Over the course of eight fortnightly sessions, Jenn will introduce you
to the basics of description, character and conflict through a series of
themed workshops and one on one tutorials. Suitable for poets and prose
writers, the course will meet you where you are and help you improve at
your own pace in a supportive and honest environment. As the course
progresses, you’ll gain experience, guidance and feedback through the
entire process of composition up to editing and performing your work.
With your classmates you’ll help to create an anthology, plan an event
and participate in an end of course celebration and reading at the
Continental – Preston’s newest centre for culture and the arts.

The sessions run every other Monday from November 3rd to February 16th
(with a Christmas break), 7.30pm – 9.30pm. The 8 sessions cost £25. The
group will be no bigger than 15 friendly people. For more information or
to sign up, email me at ruth (at) Places are going
quickly, so let me know as soon as possible if you’re interested.

Essentials for Life Update

Thursday, April 24th, 2008

Look at the loot that arrived today. This is my favourite Essential for Life so far. Who knew a person wouldn’t feel right about the world unless they owned a hand-upholstered wireless keyboard?

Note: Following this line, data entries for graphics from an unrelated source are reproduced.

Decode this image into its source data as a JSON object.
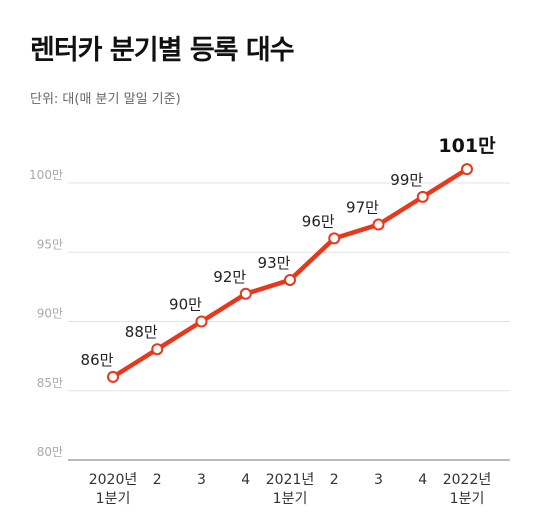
{
  "title": "렌터카 분기별 등록 대수",
  "unit_note": "단위: 대(매 분기 말일 기준)",
  "colors": {
    "line": "#e8381b",
    "marker_fill": "#ffffff",
    "grid": "#e3e3e3",
    "text": "#222222"
  },
  "chart_data": {
    "type": "line",
    "title": "렌터카 분기별 등록 대수",
    "xlabel": "",
    "ylabel": "",
    "ylim": [
      80,
      100
    ],
    "yticks": [
      {
        "value": 80,
        "label": "80만"
      },
      {
        "value": 85,
        "label": "85만"
      },
      {
        "value": 90,
        "label": "90만"
      },
      {
        "value": 95,
        "label": "95만"
      },
      {
        "value": 100,
        "label": "100만"
      }
    ],
    "categories": [
      [
        "2020년",
        "1분기"
      ],
      [
        "2"
      ],
      [
        "3"
      ],
      [
        "4"
      ],
      [
        "2021년",
        "1분기"
      ],
      [
        "2"
      ],
      [
        "3"
      ],
      [
        "4"
      ],
      [
        "2022년",
        "1분기"
      ]
    ],
    "values": [
      86,
      88,
      90,
      92,
      93,
      96,
      97,
      99,
      101
    ],
    "data_labels": [
      "86만",
      "88만",
      "90만",
      "92만",
      "93만",
      "96만",
      "97만",
      "99만",
      "101만"
    ],
    "grid": true,
    "legend": "none"
  }
}
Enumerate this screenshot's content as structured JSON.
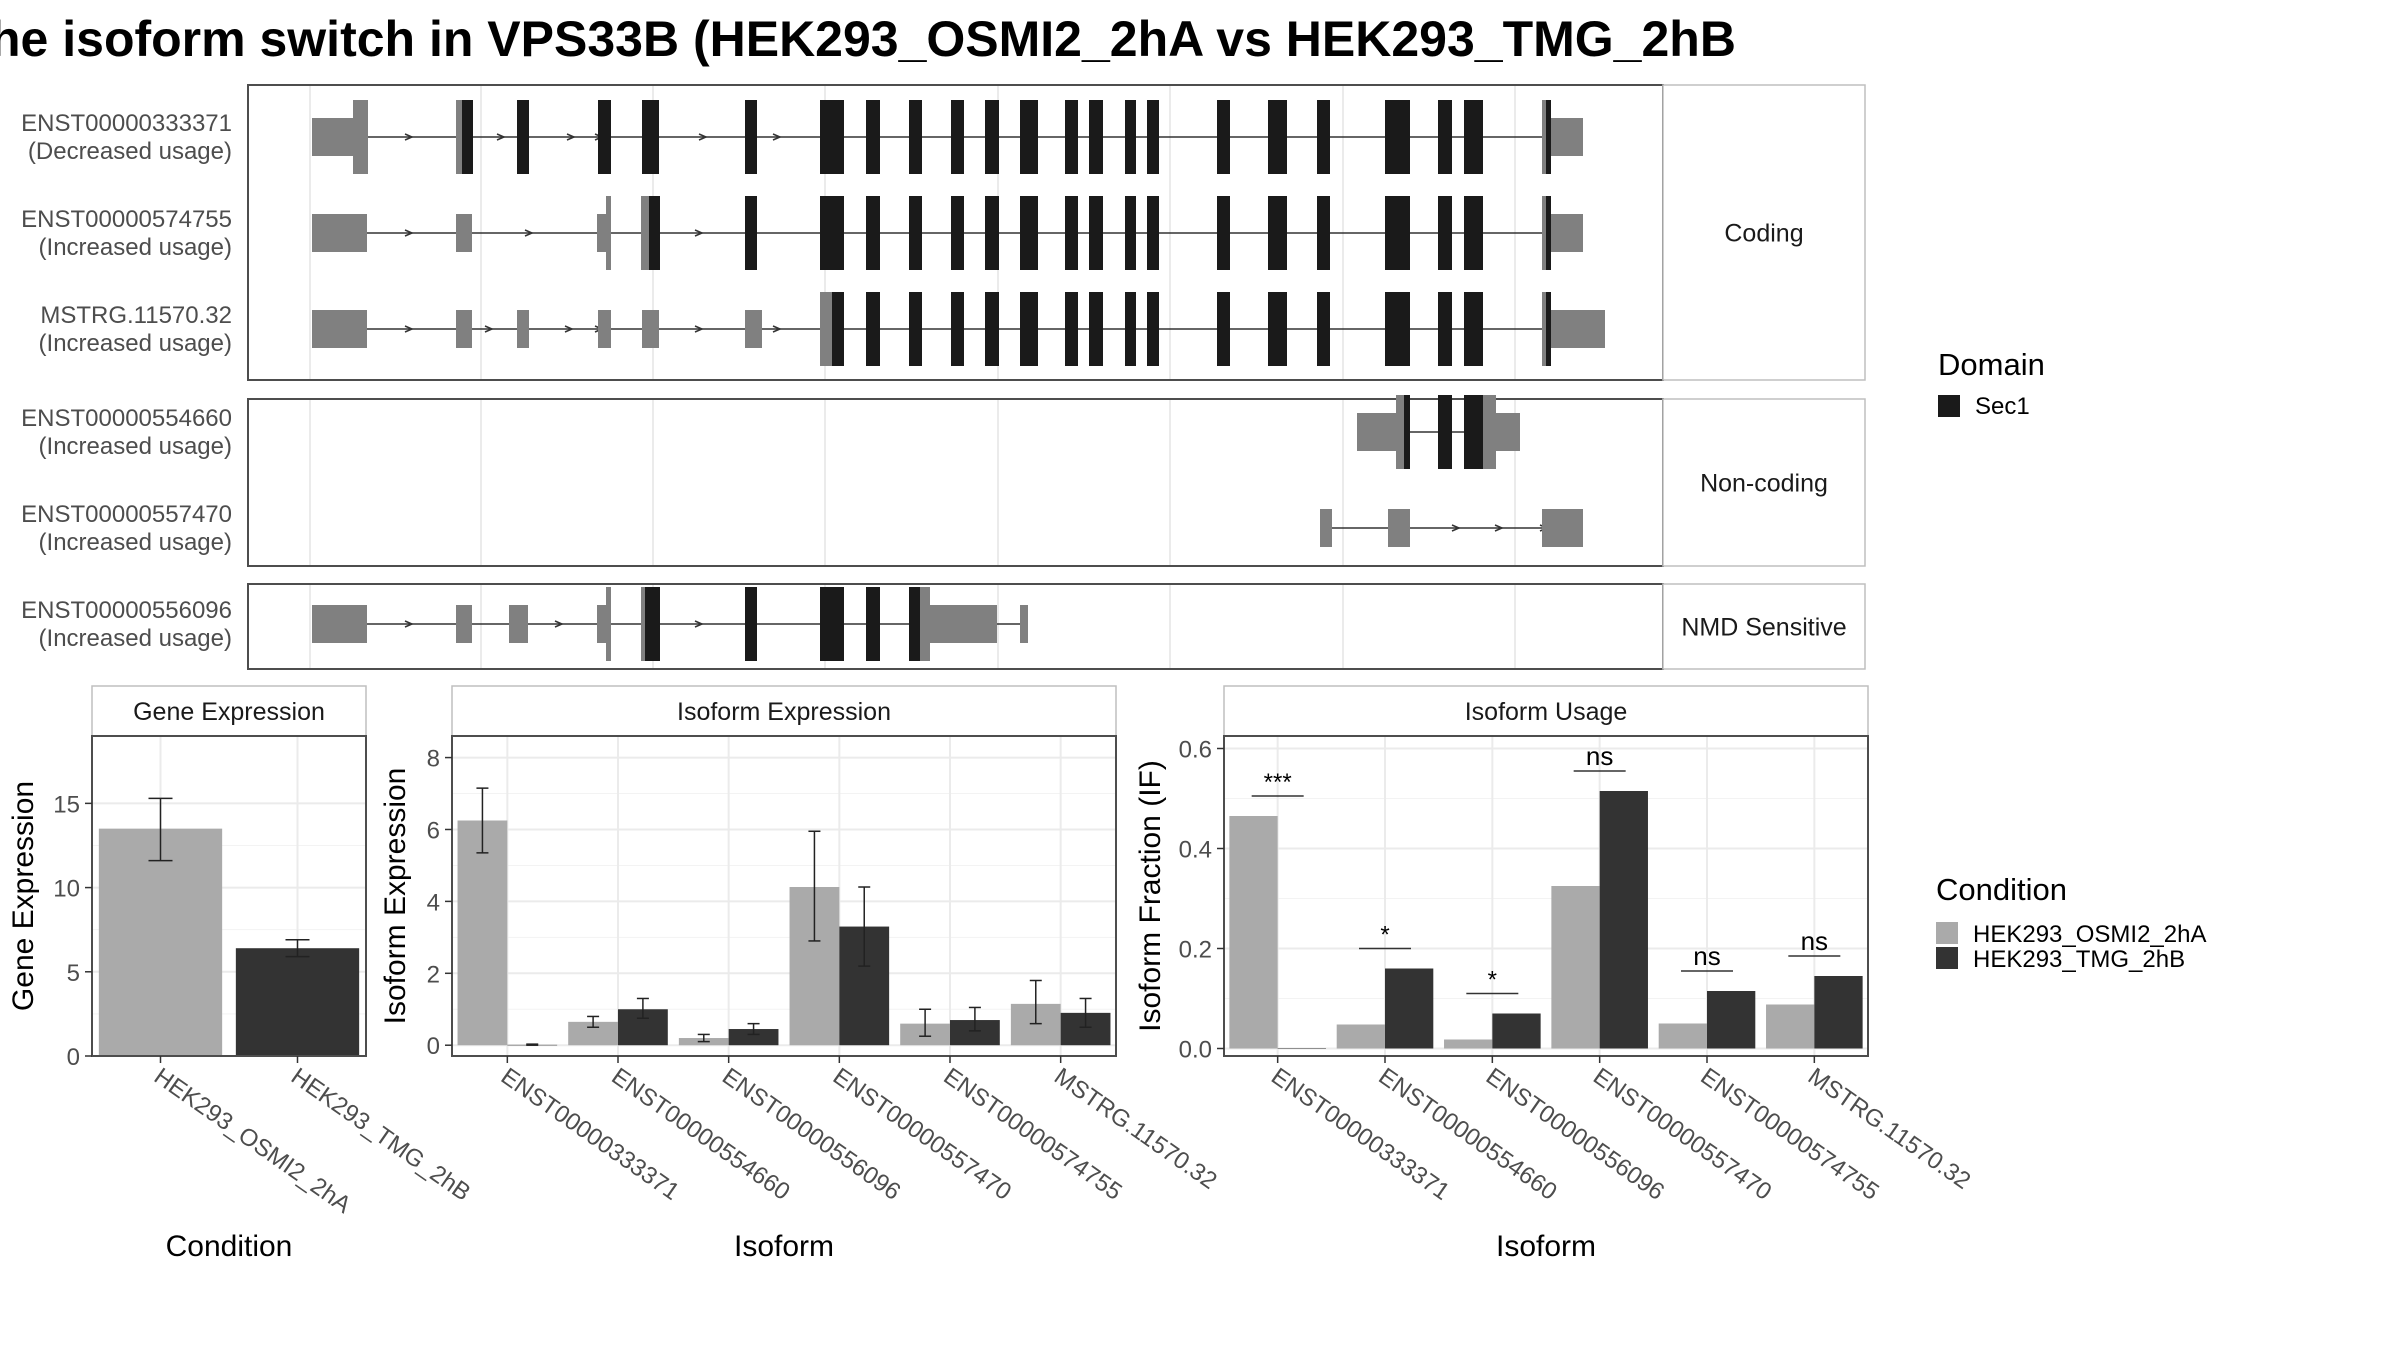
{
  "title": "he isoform switch in VPS33B (HEK293_OSMI2_2hA vs HEK293_TMG_2hB",
  "colors": {
    "utr": "#808080",
    "cds": "#1a1a1a",
    "cond1": "#aaaaaa",
    "cond2": "#333333",
    "grid": "#ebebeb",
    "border": "#4d4d4d",
    "strip_border": "#bfbfbf"
  },
  "structure": {
    "groups": [
      {
        "label": "Coding",
        "transcripts": [
          {
            "id": "ENST00000333371",
            "usage": "(Decreased usage)"
          },
          {
            "id": "ENST00000574755",
            "usage": "(Increased usage)"
          },
          {
            "id": "MSTRG.11570.32",
            "usage": "(Increased usage)"
          }
        ]
      },
      {
        "label": "Non-coding",
        "transcripts": [
          {
            "id": "ENST00000554660",
            "usage": "(Increased usage)"
          },
          {
            "id": "ENST00000557470",
            "usage": "(Increased usage)"
          }
        ]
      },
      {
        "label": "NMD Sensitive",
        "transcripts": [
          {
            "id": "ENST00000556096",
            "usage": "(Increased usage)"
          }
        ]
      }
    ]
  },
  "legends": {
    "domain": {
      "title": "Domain",
      "items": [
        {
          "label": "Sec1",
          "color": "#1a1a1a"
        }
      ]
    },
    "condition": {
      "title": "Condition",
      "items": [
        {
          "label": "HEK293_OSMI2_2hA",
          "color": "#aaaaaa"
        },
        {
          "label": "HEK293_TMG_2hB",
          "color": "#333333"
        }
      ]
    }
  },
  "chart_data": [
    {
      "type": "bar",
      "strip": "Gene Expression",
      "xlabel": "Condition",
      "ylabel": "Gene Expression",
      "ylim": [
        0,
        19
      ],
      "yticks": [
        0,
        5,
        10,
        15
      ],
      "categories": [
        "HEK293_OSMI2_2hA",
        "HEK293_TMG_2hB"
      ],
      "values": [
        13.5,
        6.4
      ],
      "errors": [
        [
          11.6,
          15.3
        ],
        [
          5.9,
          6.9
        ]
      ],
      "colors": [
        "#aaaaaa",
        "#333333"
      ]
    },
    {
      "type": "bar",
      "strip": "Isoform Expression",
      "xlabel": "Isoform",
      "ylabel": "Isoform Expression",
      "ylim": [
        -0.3,
        8.6
      ],
      "yticks": [
        0,
        2,
        4,
        6,
        8
      ],
      "categories": [
        "ENST00000333371",
        "ENST00000554660",
        "ENST00000556096",
        "ENST00000557470",
        "ENST00000574755",
        "MSTRG.11570.32"
      ],
      "series": [
        {
          "name": "HEK293_OSMI2_2hA",
          "values": [
            6.25,
            0.65,
            0.2,
            4.4,
            0.6,
            1.15
          ],
          "errors": [
            [
              5.35,
              7.15
            ],
            [
              0.5,
              0.8
            ],
            [
              0.1,
              0.3
            ],
            [
              2.9,
              5.95
            ],
            [
              0.25,
              1.0
            ],
            [
              0.6,
              1.8
            ]
          ]
        },
        {
          "name": "HEK293_TMG_2hB",
          "values": [
            0.01,
            1.0,
            0.45,
            3.3,
            0.7,
            0.9
          ],
          "errors": [
            [
              0.0,
              0.03
            ],
            [
              0.75,
              1.3
            ],
            [
              0.3,
              0.6
            ],
            [
              2.2,
              4.4
            ],
            [
              0.4,
              1.05
            ],
            [
              0.5,
              1.3
            ]
          ]
        }
      ]
    },
    {
      "type": "bar",
      "strip": "Isoform Usage",
      "xlabel": "Isoform",
      "ylabel": "Isoform Fraction (IF)",
      "ylim": [
        -0.015,
        0.625
      ],
      "yticks": [
        "0.0",
        "0.2",
        "0.4",
        "0.6"
      ],
      "categories": [
        "ENST00000333371",
        "ENST00000554660",
        "ENST00000556096",
        "ENST00000557470",
        "ENST00000574755",
        "MSTRG.11570.32"
      ],
      "series": [
        {
          "name": "HEK293_OSMI2_2hA",
          "values": [
            0.465,
            0.048,
            0.018,
            0.325,
            0.05,
            0.088
          ]
        },
        {
          "name": "HEK293_TMG_2hB",
          "values": [
            0.0,
            0.16,
            0.07,
            0.515,
            0.115,
            0.145
          ]
        }
      ],
      "significance": [
        "***",
        "*",
        "*",
        "ns",
        "ns",
        "ns"
      ]
    }
  ]
}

P.S The Essentials For Life Project is still going. If you want a story, send me stuff. We can arrange it by email. Here is the latest list:

1. extra large paper clips
2. nail brush
3. strong white sewing thread
4. coloured chalk
5. rechargeable batteries
6. blue and green paper
7. stripy socks (you can never have too many)
8. fabric softener
9. blue or turquoise buttons
10. soap (gentle not animal kind)

Assignment 3: Doomed Lovers

Friday, March 7th, 2008

I am thinking that because of things like the tinternets there are probably people all over the world who are writing emails to each other and being friends. Probably there are more people ‘networking’ for ‘career’ reasons on MyArse and Facebook, but in amongst all those hands clutching at each others clothes and tugging for attention there are probably people who are just chatting but using their computers and things like Skype instead of meeting people in pubs and bars and cooking classes and public transport.

They probably talk about ordinary things, and worry about typos and homophones and bad punctuation the same way as people in person worry about accidentally spitting on their clothes when they laugh, or if their shoes are any good, or if they secretly smell but no-one has ever told them.

I am thinking this is probably where shy people come into their own. IM and emails and blogs and things are very useful for making friends if you are shy. And if you have problems with people being in the same room as you and looking at your private things, touching your stuff or staying longer than you wanted them to, the tinterwebs solve all these things.

I am thinking that there are probably lots of people meeting and being friends and being curious about what it would feel like to put the other person’s hair in her mouth or smell the clothes he has just taken off, or touch the things on her desk or see what his couch sounds like when you lie down on it.

I think this means the number of people walking around feeling a bit bad and doomed today is more than before the tinterwebs. But I could be wrong.

This was going to be The Story About Doomed Lovers that Karissa asked for. I would give it a 3/10. I am sorry Karissa. I have lost my blogging mojo. But the other writing is going good and I bought a typewriter a bit like yours to do more of it on. Karissa is doing something a little bit like The Essentials for Life Project.